Other Radiographic and Laboratory Features: Radiolucent stones may have rims or centers of opacity representing calcification. Pigment stones and partially calcified radiolucent stones do not respond to chenodiol. Subtle calcification can sometimes be detected in flat film X-rays, if not obvious in the oral cholecystogram. Among nonfloatable stones, cholesterol stones are more apt than pigment stones to be smooth surfaced, less than 0.5 cm in diameter, and to occur in numbers less than 10. As stone size number and volume increase, the probability of dissolution within 24 months decreases. Hemolytic disorders, chronic alcoholism, biliary cirrhosis and bacterial invasion of the biliary system predispose to pigment gallstone formation. Pigment stones of primary biliary cirrhosis should be suspected in patients with elevated alkaline phosphates, especially if positive anti-mitochondrial antibodies are present. The presence of microscopic cholesterol crystals in aspirated gallbladder bile, and demonstration of cholesterol super saturation by bile lipid analysis increase the likelihood that the stones are cholesterol stones.
PATIENT SELECTION
Evaluation of Surgical Risk; Surgery offers the advantage of immediate and permanent stone removal, but carries a fairly high risk. In some patients. About 5% of cholecystectomized patients have residual symptoms or retained common duct stones. The spectrum to surgical risk varies as a function of age and the presence of disease other than cholelithiasis. Selected tabulation of results from the National Halothane Study (JAMA, 1968, 197:775-778) is shown below: the study included 27,600 cholecystectomies.
| Low Risk Patients* | Cholecystectomy | Cholecystectomy & Common Duct Exploration |
| Women | 0-49 yrs | 1/1851 | 1/469 |
| 50-69 yrs | 1/357 | 1/99 |
| Men | 0-49 yrs | 1/981 | 1/243 |
| 50-69 yrs | 1/185 | 1/52 |
| High Risk Patients** | |
| Women | 0-49 yrs | 1/79 | 1/21 |
| 50-69 yrs | 1/56 | 1/17 |
| Men | 0-49 yrs | 1/41 | 1/11 |
| 50-69 yrs | 1/30 | 1/9 |
| * Includes those with good health or moderate systemic disease, with or without emergency surgery. ** Severe or extreme systemic disease, with or with-out emergency surgery. |
Women in good health, or having only moderate systemic disease, under 49 years of age have the lowest rate (0.054%); men in all categories have a surgical mortality rate twice that of women; common duct exploration quadruples the rates in all categories; the rates rise with each decade of life and increase tenfold or more in all categories with severe or extreme systemic disease.
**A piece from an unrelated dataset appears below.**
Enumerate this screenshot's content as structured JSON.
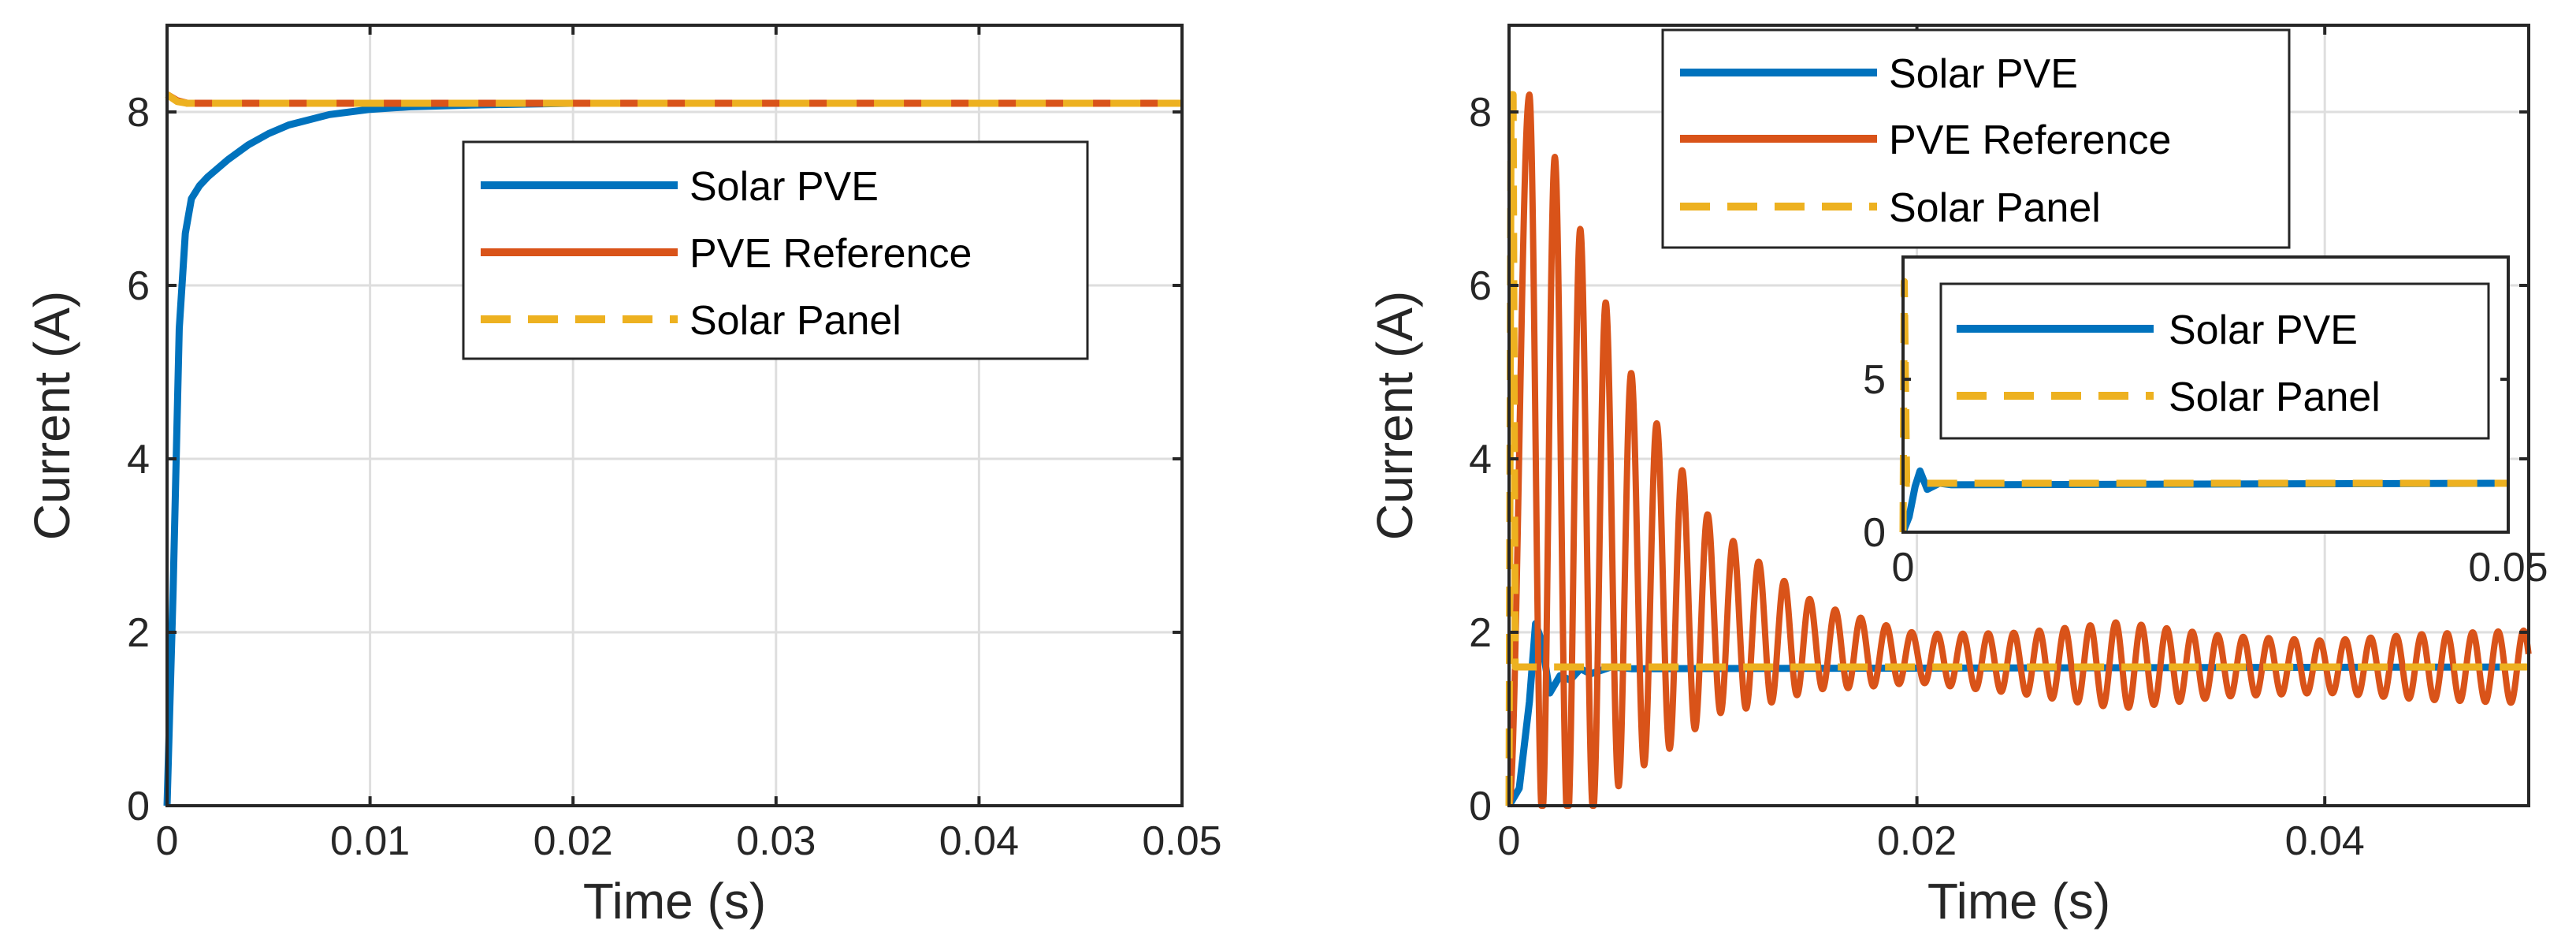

Relatively young patients requiring treatment might be better treated by surgery than with Chenodiol, because treatment with chenodiol, even if successful, is associated with a high rate of recurrence, The long-term consequences of repeated courses of chenodiol in terms of liver toxicity, neoplasia and elevated cholesterol levels are not know.
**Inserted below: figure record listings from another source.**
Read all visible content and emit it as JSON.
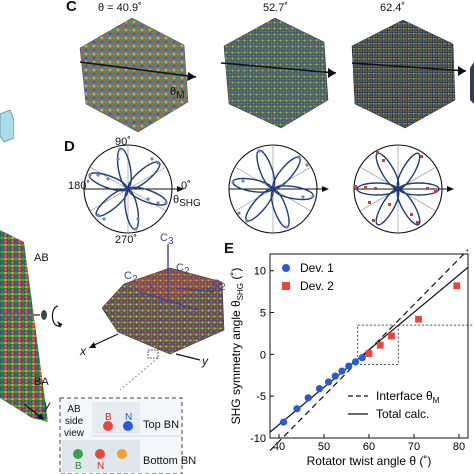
{
  "panel_c": {
    "letter": "C",
    "angles": [
      "θ = 40.9˚",
      "52.7˚",
      "62.4˚"
    ],
    "axis_label": "θ",
    "axis_sub": "M"
  },
  "panel_d": {
    "letter": "D",
    "label_90": "90˚",
    "label_180": "180˚",
    "label_0": "0˚",
    "label_270": "270˚",
    "axis_label": "θ",
    "axis_sub": "SHG"
  },
  "left_panel": {
    "label_ab": "AB",
    "label_ba": "BA",
    "axis_y": "y",
    "c3": "C",
    "c3_sub": "3",
    "c2": "C",
    "c2_sub": "2",
    "axis_x": "x",
    "axis_y2": "y",
    "inset_side_view": [
      "AB",
      "side",
      "view"
    ],
    "inset_top_bn": "Top BN",
    "inset_bottom_bn": "Bottom BN",
    "atom_b": "B",
    "atom_n": "N"
  },
  "chart_data": {
    "type": "scatter",
    "panel_letter": "E",
    "xlabel": "Rotator twist angle θ (˚)",
    "ylabel_main": "SHG symmetry angle θ",
    "ylabel_sub": "SHG",
    "ylabel_unit": " (˚)",
    "xlim": [
      38,
      82
    ],
    "ylim": [
      -10,
      12
    ],
    "xticks": [
      40,
      50,
      60,
      70,
      80
    ],
    "yticks": [
      -10,
      -5,
      0,
      5,
      10
    ],
    "series": [
      {
        "name": "Dev. 1",
        "color": "#2a5bd7",
        "marker": "circle",
        "x": [
          41,
          44,
          46.5,
          49,
          51,
          52.5,
          54,
          55.5,
          57,
          58.5
        ],
        "y": [
          -8.1,
          -6.5,
          -5.2,
          -4.1,
          -3.3,
          -2.6,
          -2.0,
          -1.4,
          -0.9,
          -0.4
        ]
      },
      {
        "name": "Dev. 2",
        "color": "#e8453c",
        "marker": "square",
        "x": [
          60,
          62.5,
          65,
          71,
          79.5
        ],
        "y": [
          0.1,
          1.1,
          2.2,
          4.2,
          8.2
        ]
      }
    ],
    "lines": [
      {
        "name": "Interface θ",
        "name_sub": "M",
        "style": "dashed",
        "x": [
          38,
          82
        ],
        "y": [
          -11.5,
          12.5
        ]
      },
      {
        "name": "Total calc.",
        "style": "solid",
        "x": [
          38,
          82
        ],
        "y": [
          -9.3,
          10.4
        ]
      }
    ],
    "legend_position": "top-left"
  },
  "colors": {
    "boron": "#e8453c",
    "nitrogen": "#2a5bd7",
    "boron_bottom": "#3aa14a",
    "nitrogen_bottom": "#f0a030",
    "polar_line": "#1e3a7a",
    "polar_points_red": "#c4423a"
  }
}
Watchful waiting has the advantage that no therapy may ever be required. For patients with silent or minimally symptomatic stones, the rate of moderate to severe symptoms or gallstone complications is estimated to be between 2% and 6% per year, leading to a cumulative rate of 7% and 27%in five years. Presumably the rate is higher for patients already having symptoms.